The Greenwild is the titular world of plant-based magic, and it serves as the main setting, where most of the action in the novel takes place. Thomson spends a great deal of time describing the splendor of the Greenwild, which features fantastical versions of real-world plants and is populated by magical Botanists who use their powers to aid plant growth and help the natural world to thrive. Most of the infrastructure of the Botanists’ community is plant-based. Artemis, for example, lives in an enormous treehouse, and people also travel on the water via enormous lily pads that serve as boats.

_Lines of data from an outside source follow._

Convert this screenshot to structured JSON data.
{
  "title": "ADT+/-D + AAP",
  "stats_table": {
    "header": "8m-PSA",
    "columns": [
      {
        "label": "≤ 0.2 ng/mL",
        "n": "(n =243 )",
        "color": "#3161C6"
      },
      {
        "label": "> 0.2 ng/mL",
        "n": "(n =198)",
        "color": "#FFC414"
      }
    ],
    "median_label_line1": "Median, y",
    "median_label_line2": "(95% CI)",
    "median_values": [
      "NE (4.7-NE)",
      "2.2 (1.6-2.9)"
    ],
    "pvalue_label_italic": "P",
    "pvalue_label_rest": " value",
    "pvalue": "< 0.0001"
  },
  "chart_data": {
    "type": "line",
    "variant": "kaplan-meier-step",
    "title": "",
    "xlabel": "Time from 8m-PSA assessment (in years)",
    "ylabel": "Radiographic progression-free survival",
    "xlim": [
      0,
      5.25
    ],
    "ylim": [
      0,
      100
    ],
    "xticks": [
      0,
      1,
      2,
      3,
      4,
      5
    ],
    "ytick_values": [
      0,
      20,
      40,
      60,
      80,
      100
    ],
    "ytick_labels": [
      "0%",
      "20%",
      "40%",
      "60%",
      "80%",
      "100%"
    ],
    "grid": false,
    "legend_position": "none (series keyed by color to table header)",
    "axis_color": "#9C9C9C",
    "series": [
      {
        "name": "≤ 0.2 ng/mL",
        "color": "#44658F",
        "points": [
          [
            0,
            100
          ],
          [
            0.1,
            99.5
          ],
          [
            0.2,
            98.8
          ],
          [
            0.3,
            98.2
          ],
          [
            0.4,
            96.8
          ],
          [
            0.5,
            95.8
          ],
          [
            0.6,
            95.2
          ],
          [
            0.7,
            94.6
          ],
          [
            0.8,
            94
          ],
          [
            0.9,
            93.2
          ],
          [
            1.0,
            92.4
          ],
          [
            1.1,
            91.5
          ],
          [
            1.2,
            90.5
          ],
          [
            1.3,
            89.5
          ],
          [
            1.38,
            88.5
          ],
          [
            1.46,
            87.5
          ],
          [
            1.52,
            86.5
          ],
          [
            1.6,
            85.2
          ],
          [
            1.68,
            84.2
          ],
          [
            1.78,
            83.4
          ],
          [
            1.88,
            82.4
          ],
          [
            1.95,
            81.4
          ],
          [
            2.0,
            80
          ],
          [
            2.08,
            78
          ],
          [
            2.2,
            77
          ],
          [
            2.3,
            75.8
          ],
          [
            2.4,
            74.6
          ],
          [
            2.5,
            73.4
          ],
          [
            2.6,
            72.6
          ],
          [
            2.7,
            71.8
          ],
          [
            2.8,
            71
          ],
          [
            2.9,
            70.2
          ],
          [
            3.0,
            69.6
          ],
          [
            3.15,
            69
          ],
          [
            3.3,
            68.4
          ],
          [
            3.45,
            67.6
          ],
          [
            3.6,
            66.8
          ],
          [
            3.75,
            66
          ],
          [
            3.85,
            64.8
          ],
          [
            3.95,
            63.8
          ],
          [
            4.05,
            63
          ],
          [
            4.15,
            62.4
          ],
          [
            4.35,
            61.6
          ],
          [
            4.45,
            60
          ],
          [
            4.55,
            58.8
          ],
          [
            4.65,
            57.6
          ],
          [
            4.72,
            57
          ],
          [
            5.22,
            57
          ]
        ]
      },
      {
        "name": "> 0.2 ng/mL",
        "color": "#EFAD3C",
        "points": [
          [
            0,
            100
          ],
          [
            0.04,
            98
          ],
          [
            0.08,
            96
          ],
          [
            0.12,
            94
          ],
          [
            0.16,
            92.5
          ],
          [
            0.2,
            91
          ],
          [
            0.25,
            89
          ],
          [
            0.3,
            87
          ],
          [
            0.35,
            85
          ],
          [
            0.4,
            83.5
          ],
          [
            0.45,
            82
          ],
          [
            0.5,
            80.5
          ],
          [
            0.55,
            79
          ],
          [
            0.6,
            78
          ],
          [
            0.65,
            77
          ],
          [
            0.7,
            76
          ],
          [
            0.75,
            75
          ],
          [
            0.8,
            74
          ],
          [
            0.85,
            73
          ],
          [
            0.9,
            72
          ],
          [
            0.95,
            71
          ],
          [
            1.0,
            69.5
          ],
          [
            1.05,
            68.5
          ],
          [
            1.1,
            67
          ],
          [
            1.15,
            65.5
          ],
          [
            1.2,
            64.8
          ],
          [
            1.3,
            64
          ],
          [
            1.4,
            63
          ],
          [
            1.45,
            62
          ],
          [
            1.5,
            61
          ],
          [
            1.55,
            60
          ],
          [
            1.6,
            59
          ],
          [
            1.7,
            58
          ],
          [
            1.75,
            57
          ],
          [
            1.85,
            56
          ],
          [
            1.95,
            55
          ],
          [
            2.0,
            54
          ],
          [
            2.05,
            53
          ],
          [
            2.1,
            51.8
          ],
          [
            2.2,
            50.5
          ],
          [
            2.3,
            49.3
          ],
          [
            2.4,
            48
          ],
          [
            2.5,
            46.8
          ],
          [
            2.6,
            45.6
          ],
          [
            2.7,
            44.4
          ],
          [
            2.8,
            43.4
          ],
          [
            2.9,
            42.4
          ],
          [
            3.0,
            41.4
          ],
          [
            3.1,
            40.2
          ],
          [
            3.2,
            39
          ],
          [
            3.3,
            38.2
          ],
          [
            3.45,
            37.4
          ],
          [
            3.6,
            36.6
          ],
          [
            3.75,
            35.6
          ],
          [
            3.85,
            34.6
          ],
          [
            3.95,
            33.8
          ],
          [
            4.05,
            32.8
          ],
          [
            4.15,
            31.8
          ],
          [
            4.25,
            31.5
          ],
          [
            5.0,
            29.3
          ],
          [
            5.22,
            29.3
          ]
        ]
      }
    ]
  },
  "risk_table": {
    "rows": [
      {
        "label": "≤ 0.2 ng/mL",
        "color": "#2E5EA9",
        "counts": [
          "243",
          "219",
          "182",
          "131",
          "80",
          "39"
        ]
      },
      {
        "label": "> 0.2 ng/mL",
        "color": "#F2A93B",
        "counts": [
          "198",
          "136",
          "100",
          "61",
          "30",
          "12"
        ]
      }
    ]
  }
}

Various Botanists regularly remind Daisy that the natural bounty of the Greenwild is not necessarily restricted to the Greenwild. This aspect of the novel suggests that the line between the mundane world and the magical world is very thin. In this sense, the Greenwild becomes a personification of nature itself, and Thomson uses this aspect of the novel to advocate for the importance of protecting the environment. The Greenwild is thus presented as something aspirational: A marvelous world that could be made real if people were to focus on protecting nature rather than destroying it in order to make money. The narrative ultimately serves as a call to action for middle-grade readers, encouraging them to practice environmental stewardship so that the real world can become as magically pristine as the Greenwild is portrayed to be.
The secret garden where Daisy meets with Hal stands as a secure place that allows her to learn about her father, even though she does not discover his true identity until much later in the novel. The setting also allows her to learn more about the Greenwild itself. As she works alongside Hal in the garden, she begins to understand the stakes involved in protecting the Greenwild from those who would seek to destroy it. When she finally realizes that Hal is living 30 years in the past, she begins to understand that the dangers of ecological destruction have long histories and have grown more extreme in the intervening years since Hal sought to fight against the capitalists who callously sell endangered plants and animals.
The secret garden also provides a safe place for the wishing pomegranate to grow from the seed that Leila once gifted to Daisy. (This seed also conjures the garden itself when Daisy wishes for aid at Wykhurst.) In the novel’s climax, when Daisy chooses to save Mallowmarsh instead of using the wishing pomegranate to gain more time with her father, this decision signifies that Daisy now sees Mallowmarsh as her home and its residents as her family. The garden’s hidden location also becomes an indirect allusion to Frances Hodgson Burnett’s The Secret Garden, particularly as Mr. Craven (Cardew’s assumed name after being stripped of his powers) echoes the name of the Craven family in Burnett’s novel.